Peer Governance and the State

The following is a reprint from P2P News 91, with preliminary thoughts on peer governance.

“In 3.4.A, we have used the typology of intersubjective relations by Alan Page Fiske. Two points are important here: First, no society or civilization can survive through reliance on any one mode, they have always co-existed. But we can also see that the different succeeding modes of civilization are dominated by one particular mode, and this particular mode will put its mark on all others, molding them on its own image. For example, the tribal mode of organisation, the gift economy, was based on reciprocity, i.e. Equality Matching. The agrarian mode was mostly based on Authority Ranking, and capitalism is of course the society where Market Pricing becomes dominant. If there is to be a Peer to Peer Era, our hypothesis is that it will be dominated by Communal Shareholding. That the dominant form recasts the other forms to its image can be seen for example in how the common property of the Church was embedded in the hierarchical structure of the Church institution. And in capitalist society in how the hierarchical state apparatus is subsumed by the defense of private property.

We can therefore expect that peer to peer will mold not only autonomous peer production, but also the market and the state. We therefore want to distinguish pure modes of peer governance, from the adaptation of existing governance models to the peer to peer mode. In the intermediary phase we are living at present, the opposite is also through: the dominant capitalist mode tries to mold P2P to its own advantage.

The first aspect is to be found in the increasing amount of peer governance of autonomous groups. Peer production is not just an economic process, it is a political process, as these projects have to be managed, albeit in a distributed way. The principle of self-regulation of peer groups, which by definition create new use value for the commons, should of course not be confused with the self-regulation by the market, where individual agents are only looking out for their own interests, and not for the public good, which is of course not to say that it should be rejected in all cases. Nevertheless, even for P2P groups we can envisage a role of arbitrage by the state, to make sure that P2P groups do not damage the public interests, however defined.

One of the strengths of the liberal tradition today is that it speaks to the desire for autonomy of democratic subjects, who in many cases, feel this autonomy is more threatened by the bureaucracy of the state, than by the behaviour of for-profit companies. Finding alternatives for bureaucratization is therefore an important part of the evolution towards P2P models.

How then will the state be molded by peer to peer? Peer governance is characterized by the relational paradigm[i]. Rather than seeing itself as sovereign master, the state must be seen as embedded in relationships, and as in need of respecting these multiple relationships. This is probably best translated by the concept of multistakeholdership. We can probably excpect that the nation-state, along with the newly emerging sub- and supraregional structures will continue to exist, but that their policies will be set through a dialogue with stakeholders. The key will be to disembed the state from its primary reliance of the private sector, and to make it beholden to civil society, i.e. the commons, so that it can act as a center of arbitrage. Despite the recent greater subsumption of the state to private interests (in the neoliberal era) – which of course has never been total since the balance of forces is not based on a complete defeat of the citizenship — many supraregional institutes, and in particular non-state governance institutions such as the standards bodies, but also policy-making at the U.N., already exhibit many features of multistakeholdership.

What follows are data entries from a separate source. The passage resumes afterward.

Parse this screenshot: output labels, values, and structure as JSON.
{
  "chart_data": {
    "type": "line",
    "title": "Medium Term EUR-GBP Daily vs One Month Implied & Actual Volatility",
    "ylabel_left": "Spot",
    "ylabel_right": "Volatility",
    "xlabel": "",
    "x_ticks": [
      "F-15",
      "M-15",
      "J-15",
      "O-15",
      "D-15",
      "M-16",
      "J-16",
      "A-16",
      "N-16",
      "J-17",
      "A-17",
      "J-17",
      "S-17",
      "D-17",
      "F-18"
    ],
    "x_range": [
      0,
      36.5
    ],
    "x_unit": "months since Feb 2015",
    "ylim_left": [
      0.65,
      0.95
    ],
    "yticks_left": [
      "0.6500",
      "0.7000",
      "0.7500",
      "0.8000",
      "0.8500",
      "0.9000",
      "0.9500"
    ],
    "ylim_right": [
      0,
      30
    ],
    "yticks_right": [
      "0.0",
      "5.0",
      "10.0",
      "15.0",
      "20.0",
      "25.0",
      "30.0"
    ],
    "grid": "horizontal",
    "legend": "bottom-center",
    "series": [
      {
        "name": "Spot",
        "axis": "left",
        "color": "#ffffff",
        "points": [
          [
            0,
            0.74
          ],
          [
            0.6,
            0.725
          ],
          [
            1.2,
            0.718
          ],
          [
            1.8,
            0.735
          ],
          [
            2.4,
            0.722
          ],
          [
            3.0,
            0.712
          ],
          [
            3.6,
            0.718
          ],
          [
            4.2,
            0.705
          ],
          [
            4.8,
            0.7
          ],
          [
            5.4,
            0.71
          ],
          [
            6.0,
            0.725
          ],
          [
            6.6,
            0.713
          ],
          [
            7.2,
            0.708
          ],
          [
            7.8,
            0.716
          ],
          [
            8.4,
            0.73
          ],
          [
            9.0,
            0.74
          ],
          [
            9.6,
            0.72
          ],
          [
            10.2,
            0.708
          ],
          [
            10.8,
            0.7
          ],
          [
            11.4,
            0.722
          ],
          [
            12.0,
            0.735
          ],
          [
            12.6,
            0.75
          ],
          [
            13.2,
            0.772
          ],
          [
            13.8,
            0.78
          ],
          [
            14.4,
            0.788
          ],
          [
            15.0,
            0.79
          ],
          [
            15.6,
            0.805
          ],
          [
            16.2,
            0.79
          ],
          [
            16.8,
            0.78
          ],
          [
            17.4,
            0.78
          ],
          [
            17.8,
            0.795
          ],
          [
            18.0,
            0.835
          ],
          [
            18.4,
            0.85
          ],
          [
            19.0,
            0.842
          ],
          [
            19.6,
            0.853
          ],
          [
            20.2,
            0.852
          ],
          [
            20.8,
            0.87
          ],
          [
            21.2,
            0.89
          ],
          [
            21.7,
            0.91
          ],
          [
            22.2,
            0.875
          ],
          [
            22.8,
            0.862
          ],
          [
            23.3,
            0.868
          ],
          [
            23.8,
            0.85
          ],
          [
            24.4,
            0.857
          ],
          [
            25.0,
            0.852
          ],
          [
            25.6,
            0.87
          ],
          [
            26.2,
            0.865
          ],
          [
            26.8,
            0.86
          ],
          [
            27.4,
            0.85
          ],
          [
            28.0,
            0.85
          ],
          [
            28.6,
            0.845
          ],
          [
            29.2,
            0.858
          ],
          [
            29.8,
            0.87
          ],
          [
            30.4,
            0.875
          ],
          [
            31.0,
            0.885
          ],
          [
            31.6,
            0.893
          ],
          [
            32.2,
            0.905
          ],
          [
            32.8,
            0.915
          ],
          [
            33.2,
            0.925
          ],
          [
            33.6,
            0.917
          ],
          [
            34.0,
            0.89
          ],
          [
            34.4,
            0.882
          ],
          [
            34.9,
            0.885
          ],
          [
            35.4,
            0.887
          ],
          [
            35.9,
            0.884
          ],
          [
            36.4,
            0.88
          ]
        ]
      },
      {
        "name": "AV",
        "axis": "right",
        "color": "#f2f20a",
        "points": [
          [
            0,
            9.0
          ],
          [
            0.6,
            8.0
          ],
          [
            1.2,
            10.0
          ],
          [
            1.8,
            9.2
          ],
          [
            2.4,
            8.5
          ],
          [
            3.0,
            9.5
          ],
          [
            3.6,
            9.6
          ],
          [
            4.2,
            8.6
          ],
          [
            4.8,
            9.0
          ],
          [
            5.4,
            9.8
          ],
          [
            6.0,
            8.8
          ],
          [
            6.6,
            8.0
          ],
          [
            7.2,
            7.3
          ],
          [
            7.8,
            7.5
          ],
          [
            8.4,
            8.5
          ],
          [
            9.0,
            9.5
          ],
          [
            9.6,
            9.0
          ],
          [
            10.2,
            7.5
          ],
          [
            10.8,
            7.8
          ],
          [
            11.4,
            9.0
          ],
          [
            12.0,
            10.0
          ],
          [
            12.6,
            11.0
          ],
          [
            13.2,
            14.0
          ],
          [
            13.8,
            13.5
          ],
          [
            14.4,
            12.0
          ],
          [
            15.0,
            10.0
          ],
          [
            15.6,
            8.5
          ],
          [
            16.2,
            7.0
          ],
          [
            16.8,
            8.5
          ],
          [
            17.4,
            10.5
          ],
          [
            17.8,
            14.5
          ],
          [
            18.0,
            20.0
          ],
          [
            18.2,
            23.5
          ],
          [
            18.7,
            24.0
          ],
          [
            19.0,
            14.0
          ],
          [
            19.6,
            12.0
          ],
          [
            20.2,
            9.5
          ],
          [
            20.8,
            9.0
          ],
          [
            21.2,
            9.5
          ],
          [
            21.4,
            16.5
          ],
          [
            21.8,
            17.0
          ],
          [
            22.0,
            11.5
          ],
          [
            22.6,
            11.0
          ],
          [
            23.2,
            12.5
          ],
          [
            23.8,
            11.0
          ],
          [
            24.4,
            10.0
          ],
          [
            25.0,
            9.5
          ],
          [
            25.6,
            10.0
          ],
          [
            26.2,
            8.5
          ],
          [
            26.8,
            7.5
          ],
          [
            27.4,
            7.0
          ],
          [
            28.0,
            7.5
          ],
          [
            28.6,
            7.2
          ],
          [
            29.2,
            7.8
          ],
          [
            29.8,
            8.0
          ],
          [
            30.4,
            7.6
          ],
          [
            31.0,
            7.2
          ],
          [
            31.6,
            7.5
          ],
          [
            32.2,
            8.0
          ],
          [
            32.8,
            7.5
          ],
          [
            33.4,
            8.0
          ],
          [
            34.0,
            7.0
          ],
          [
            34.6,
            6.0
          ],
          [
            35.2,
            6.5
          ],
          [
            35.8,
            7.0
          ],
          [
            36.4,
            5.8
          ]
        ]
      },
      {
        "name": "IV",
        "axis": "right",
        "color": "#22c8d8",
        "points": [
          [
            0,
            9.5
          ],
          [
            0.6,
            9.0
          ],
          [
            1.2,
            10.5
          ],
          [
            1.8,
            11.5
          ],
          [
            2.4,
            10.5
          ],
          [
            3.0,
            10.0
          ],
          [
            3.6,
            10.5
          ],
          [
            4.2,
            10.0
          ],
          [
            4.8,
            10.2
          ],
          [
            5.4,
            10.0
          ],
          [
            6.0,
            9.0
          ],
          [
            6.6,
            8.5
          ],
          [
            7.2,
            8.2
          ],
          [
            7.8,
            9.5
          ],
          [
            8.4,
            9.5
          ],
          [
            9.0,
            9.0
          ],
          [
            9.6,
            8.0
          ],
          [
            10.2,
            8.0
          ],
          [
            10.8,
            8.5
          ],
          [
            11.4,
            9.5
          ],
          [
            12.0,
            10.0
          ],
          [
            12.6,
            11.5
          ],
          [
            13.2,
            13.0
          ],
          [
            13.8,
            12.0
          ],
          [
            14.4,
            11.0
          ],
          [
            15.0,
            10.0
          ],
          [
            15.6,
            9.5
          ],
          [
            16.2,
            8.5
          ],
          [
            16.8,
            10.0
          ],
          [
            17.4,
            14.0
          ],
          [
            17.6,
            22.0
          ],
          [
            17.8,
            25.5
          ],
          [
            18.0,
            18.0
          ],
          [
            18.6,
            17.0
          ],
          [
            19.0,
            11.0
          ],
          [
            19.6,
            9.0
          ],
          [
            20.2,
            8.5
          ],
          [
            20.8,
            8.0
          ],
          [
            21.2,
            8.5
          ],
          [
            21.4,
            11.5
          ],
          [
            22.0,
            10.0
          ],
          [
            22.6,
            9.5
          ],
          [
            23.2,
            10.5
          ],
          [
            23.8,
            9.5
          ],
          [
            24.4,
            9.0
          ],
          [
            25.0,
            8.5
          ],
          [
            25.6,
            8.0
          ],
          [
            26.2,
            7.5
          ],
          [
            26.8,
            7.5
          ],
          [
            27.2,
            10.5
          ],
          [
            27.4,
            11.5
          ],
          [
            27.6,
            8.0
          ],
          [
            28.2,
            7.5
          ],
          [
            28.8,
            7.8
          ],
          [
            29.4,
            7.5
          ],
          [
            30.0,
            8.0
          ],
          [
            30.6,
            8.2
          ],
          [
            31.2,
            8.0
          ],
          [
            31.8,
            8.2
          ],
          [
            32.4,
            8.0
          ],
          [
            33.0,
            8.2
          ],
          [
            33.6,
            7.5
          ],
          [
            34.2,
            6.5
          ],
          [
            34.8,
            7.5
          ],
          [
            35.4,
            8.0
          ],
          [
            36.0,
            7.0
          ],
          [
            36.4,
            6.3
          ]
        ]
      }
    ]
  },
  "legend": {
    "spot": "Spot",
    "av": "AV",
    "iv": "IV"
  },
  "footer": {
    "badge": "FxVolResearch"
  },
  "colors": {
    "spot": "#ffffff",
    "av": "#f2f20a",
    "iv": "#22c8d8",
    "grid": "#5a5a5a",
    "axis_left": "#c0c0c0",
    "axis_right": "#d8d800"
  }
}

The market will also be greatly influenced (and of course already is), and will change more radically in a P2P-dominated political economy. It is to be expected that the recent evolution from a market economy to a market society, in which every social relationship is in the process of being monetized, will largely be undone as civil society re-asserts itself. New types of businesses will emerge that embed more clearly P2P principles. It is to be expected that in many areas the authoritarian structures and practices will have to adapt, as the age of participation will want to extend the principle of self-rule to the productive sphere. As the concept of multistakeholdersship will be more strongly asserted, corporate governance will no longer be able to ignore its workers, consumers, and associated communities, including the voices of the natural environment. The increased demands for transparency, and their enablement by technology, will also impose changes in corporate behaviour and structures. There are of course many aspects to this question, such as whether an alternative to the current capitalist system is possible or even desirable, but this will be discussed elsewhere.

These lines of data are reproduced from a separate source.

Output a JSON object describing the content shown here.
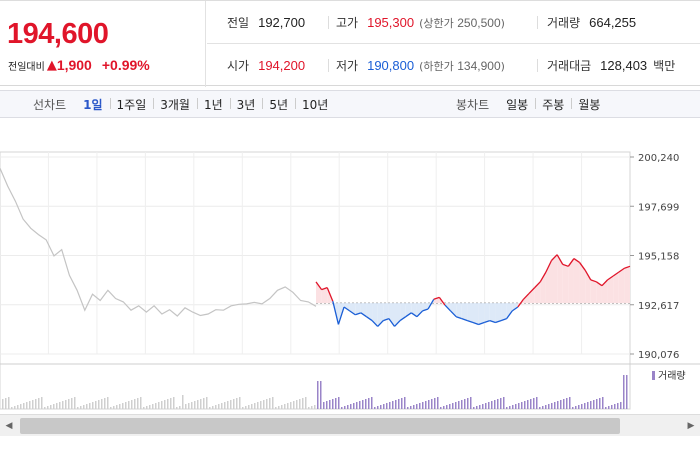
{
  "quote": {
    "price": "194,600",
    "change_label": "전일대비",
    "change_arrow": "▲",
    "change_value": "1,900",
    "change_pct": "+0.99%"
  },
  "stats": {
    "prev_close_label": "전일",
    "prev_close": "192,700",
    "high_label": "고가",
    "high": "195,300",
    "upper_limit_label": "(상한가",
    "upper_limit": "250,500",
    "upper_limit_close": ")",
    "volume_label": "거래량",
    "volume": "664,255",
    "open_label": "시가",
    "open": "194,200",
    "low_label": "저가",
    "low": "190,800",
    "lower_limit_label": "(하한가",
    "lower_limit": "134,900",
    "lower_limit_close": ")",
    "amount_label": "거래대금",
    "amount": "128,403",
    "amount_unit": "백만"
  },
  "toolbar": {
    "line_label": "선차트",
    "line_periods": [
      "1일",
      "1주일",
      "3개월",
      "1년",
      "3년",
      "5년",
      "10년"
    ],
    "line_active": 0,
    "candle_label": "봉차트",
    "candle_periods": [
      "일봉",
      "주봉",
      "월봉"
    ]
  },
  "colors": {
    "up": "#e0152a",
    "down": "#1a5ed6",
    "history_line": "#c4c4c4",
    "up_fill": "#fbe1e3",
    "down_fill": "#dde9f8",
    "volume_bar": "#9a84c8"
  },
  "chart_data": {
    "type": "line",
    "y_ticks": [
      "200,240",
      "197,699",
      "195,158",
      "192,617",
      "190,076"
    ],
    "y_tick_values": [
      200240,
      197699,
      195158,
      192617,
      190076
    ],
    "ylim": [
      190076,
      200240
    ],
    "baseline": 192700,
    "volume_legend": "거래량",
    "history_series": [
      199600,
      198800,
      197900,
      197100,
      196500,
      196300,
      195900,
      195200,
      195400,
      194200,
      193300,
      192400,
      193100,
      192900,
      193300,
      193000,
      192700,
      192400,
      192500,
      192300,
      192500,
      192200,
      192300,
      192100,
      192400,
      192300,
      192000,
      192200,
      192300,
      192400,
      192500,
      192700,
      192600,
      192800,
      192600,
      193000,
      193300,
      193600,
      193200,
      192900,
      192700,
      192600
    ],
    "today_series": [
      193800,
      193400,
      193500,
      192800,
      191600,
      192500,
      192300,
      192100,
      192200,
      192000,
      191800,
      191500,
      191800,
      191900,
      191500,
      191800,
      192000,
      192200,
      192000,
      192300,
      192400,
      192900,
      193000,
      192600,
      192300,
      192000,
      191900,
      191800,
      191700,
      191600,
      191700,
      191800,
      191700,
      191800,
      191900,
      192300,
      192500,
      192900,
      193200,
      193500,
      193800,
      194300,
      194900,
      195200,
      194700,
      194600,
      195000,
      194800,
      194400,
      193900,
      193800,
      193600,
      193900,
      194100,
      194300,
      194500,
      194600
    ]
  }
}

But peer governance remains a clear alternative. If market allocation and corporate hierarchy are the governance model of the market, associated with private property; and if bureaucracy is associated with the state model of governance, then peer governance is clearly the alternative being forged by civil society. It will emerge in its pure form in P2P groups, but its associated values such as relationality (and transparency) will clearly force an adaptation of both market and the state. This is why we will say elsewhere in the text that one of the key goals of a P2P movement will be, or should be, ‘For a Commons-based Society with a reformed market and state’.